Signs say: “Down with Preval! Down with Sarkozy!” and “We
want the return of Aristide!”
Photo: Haïtí Liberté
|
French President Nicolas Sarkozy dropped in on Haiti for less than four hours
on Feb. 17. He saw the earthquake devastation from a helicopter, made a speech
in the gardens outside the ruined National Palace while Haitian President
René Préval looked on, and then headed to Martinique and Guadeloupe,
French colonial possessions in the Caribbean, and Guyana.
Thousands of protesters organized by Fanmi Lavalas, the party of exiled
President Jean-Bertrand Aristide, showed up at the National Palace shortly
after word of Sarkozy’s visit got out. They carried signs demanding
restitution of the $21.69 billion (as of 2003) that France extorted from Haiti
in 1825, as well as reparations for the two centuries of French slavery and all
the violence and misery that flowed from that.

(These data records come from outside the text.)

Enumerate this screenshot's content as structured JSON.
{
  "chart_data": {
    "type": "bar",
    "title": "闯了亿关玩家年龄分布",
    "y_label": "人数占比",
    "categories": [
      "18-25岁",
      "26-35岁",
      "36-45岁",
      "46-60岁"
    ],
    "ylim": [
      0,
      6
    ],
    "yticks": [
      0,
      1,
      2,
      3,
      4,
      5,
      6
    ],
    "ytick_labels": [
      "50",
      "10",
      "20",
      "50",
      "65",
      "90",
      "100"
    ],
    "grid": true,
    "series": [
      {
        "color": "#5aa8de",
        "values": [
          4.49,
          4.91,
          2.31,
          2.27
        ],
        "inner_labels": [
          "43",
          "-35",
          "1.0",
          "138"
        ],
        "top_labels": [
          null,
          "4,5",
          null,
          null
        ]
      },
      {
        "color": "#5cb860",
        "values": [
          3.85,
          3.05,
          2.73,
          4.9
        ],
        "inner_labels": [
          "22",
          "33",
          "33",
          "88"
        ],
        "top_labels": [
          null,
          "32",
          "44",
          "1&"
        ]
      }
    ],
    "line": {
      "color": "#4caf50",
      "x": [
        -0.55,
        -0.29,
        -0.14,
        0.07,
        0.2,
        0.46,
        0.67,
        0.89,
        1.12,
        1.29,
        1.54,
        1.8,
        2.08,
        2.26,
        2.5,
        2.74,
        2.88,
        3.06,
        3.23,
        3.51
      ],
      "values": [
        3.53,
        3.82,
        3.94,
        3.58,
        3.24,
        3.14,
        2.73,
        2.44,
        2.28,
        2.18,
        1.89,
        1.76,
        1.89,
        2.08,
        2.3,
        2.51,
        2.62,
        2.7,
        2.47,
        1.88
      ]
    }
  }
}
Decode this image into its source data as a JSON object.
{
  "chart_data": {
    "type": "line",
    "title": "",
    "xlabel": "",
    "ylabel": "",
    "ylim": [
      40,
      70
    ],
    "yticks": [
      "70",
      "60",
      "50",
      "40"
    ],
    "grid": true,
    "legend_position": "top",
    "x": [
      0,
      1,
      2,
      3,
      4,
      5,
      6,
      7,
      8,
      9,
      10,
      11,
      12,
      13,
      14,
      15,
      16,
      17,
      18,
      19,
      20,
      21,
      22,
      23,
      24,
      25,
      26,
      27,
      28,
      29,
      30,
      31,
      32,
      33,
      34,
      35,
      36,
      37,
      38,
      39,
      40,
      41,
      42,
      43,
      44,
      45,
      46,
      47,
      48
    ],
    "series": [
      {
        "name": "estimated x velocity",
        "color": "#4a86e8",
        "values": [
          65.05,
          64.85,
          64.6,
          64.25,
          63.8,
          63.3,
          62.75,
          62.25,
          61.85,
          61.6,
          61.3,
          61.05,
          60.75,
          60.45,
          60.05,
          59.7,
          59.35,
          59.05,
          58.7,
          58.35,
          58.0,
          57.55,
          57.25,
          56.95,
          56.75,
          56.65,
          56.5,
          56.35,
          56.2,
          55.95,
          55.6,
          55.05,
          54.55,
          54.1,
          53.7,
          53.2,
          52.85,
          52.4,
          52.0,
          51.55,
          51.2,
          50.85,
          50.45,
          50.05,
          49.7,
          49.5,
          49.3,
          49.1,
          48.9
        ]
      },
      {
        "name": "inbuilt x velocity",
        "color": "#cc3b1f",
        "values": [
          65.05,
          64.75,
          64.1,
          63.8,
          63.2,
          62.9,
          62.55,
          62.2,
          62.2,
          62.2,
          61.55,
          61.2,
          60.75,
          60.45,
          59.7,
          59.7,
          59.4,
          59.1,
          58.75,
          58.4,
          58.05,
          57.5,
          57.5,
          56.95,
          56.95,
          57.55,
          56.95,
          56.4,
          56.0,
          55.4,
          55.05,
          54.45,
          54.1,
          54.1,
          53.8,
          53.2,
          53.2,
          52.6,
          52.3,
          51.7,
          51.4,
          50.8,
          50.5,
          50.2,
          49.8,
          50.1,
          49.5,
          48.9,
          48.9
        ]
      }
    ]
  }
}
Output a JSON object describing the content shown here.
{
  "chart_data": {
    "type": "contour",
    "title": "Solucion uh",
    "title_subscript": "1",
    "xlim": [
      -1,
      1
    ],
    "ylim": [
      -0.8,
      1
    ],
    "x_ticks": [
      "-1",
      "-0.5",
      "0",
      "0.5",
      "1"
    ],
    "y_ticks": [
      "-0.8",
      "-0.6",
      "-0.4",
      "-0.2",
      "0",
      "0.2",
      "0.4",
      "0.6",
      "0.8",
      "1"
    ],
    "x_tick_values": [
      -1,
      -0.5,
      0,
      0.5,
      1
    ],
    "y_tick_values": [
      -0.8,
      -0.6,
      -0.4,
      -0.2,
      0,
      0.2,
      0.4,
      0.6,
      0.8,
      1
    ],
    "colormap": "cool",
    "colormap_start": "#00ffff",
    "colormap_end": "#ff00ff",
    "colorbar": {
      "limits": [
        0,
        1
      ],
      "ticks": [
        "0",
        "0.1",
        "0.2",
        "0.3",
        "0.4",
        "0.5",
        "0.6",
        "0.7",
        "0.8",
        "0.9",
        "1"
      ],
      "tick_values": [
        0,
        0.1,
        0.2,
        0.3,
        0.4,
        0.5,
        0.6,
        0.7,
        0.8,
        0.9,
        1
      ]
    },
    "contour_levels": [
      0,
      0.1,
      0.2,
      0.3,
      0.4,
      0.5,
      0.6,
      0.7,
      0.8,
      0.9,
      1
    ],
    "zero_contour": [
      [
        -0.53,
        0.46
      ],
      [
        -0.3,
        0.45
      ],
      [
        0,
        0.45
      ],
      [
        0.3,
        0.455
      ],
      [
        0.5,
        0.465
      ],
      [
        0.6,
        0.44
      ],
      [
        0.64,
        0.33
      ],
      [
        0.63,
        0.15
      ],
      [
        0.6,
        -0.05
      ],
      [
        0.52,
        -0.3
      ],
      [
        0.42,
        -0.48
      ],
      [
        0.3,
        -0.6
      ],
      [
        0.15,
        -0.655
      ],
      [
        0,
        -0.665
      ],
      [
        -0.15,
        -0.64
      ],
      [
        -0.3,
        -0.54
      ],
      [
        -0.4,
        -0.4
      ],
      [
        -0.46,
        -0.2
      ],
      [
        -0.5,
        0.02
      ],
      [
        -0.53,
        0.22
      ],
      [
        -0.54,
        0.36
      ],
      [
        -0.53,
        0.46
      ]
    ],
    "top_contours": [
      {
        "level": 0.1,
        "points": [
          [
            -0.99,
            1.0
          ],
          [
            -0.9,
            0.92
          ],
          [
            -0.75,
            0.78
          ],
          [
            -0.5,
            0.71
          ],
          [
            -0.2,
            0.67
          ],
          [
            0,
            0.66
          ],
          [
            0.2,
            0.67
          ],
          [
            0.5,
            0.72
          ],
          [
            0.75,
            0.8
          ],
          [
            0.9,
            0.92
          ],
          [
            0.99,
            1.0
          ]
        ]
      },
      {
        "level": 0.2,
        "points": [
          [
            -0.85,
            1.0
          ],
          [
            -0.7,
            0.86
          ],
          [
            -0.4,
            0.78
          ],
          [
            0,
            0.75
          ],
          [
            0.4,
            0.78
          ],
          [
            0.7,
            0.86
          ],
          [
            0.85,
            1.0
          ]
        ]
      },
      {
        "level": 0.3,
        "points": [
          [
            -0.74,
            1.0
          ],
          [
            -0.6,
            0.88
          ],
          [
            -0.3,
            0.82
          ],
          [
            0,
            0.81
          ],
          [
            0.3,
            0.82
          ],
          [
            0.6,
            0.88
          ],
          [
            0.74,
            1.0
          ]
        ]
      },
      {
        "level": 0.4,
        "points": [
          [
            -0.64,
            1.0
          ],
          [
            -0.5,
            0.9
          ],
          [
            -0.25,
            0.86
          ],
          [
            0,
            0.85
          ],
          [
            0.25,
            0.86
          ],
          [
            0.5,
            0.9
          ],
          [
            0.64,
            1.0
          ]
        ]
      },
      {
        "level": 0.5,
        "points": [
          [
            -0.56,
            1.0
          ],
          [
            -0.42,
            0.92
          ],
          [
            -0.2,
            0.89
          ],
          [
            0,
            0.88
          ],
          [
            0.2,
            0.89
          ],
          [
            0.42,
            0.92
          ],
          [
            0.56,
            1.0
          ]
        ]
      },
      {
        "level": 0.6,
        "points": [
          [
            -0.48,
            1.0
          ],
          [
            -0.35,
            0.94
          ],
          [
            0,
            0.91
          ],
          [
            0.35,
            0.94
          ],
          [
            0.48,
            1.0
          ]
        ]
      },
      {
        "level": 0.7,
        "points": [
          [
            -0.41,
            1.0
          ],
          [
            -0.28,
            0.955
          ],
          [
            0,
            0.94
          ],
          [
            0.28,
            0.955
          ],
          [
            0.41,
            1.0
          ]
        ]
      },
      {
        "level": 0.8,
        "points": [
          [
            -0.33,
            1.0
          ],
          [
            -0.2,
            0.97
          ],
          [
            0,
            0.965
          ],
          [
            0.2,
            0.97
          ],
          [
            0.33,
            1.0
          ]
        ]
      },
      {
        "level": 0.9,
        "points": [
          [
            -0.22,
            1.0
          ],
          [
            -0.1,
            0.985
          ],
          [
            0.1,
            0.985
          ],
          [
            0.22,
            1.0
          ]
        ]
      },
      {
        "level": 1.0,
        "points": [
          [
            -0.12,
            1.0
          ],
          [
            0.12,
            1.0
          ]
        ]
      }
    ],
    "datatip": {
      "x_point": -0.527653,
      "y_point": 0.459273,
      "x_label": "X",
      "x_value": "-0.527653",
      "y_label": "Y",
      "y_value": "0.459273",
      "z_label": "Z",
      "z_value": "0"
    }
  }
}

They also demanded the return of former President Aristide and chanted,
“Down with Préval!” Some signs read, “Nicolas Sarkozy,
slavery and colonialism are worse than the catastrophe of January 12.”
(La Presse, Feb. 18)
France deliberately adopted a genocidal strategy against the Haitian people
from 1792 to 1803, a genocide that failed only because the army carrying it out
was crushed. But under King Charles X, France sent its fleet to Haiti in 1825
to extort 150 million gold francs as payment for the “property”
— that is to say, the enslaved human beings and the land — its
citizens had lost with the success of the Haitian Revolution. This debt was so
crushing that it took 122 years for Haiti to repay it completely.
Despite this history, Sarkozy had the gall to say, “Between our two
countries, the ties are intense, family-like, but as in every family there have
been some very painful moments.”
The French leader raised the issue of interimperialist rivalry when he spoke
against putting Haiti under “tutelage,” a 21st-century version of a
“protectorate.” He said, “To those who ... embrace the idea
of an international tutelage over Haiti, I say this: The Haitian people are
battered, the Haitian people are exhausted but the Haitian people are standing
tall.”
Sarkozy seemed to have forgotten that his predecessor and compatriot Jacques
Chirac cooperated fully with the United States and Canada in the
coup-kidnapping of President Aristide and in placing Haiti under the
“tutelage” of a United Nations occupation.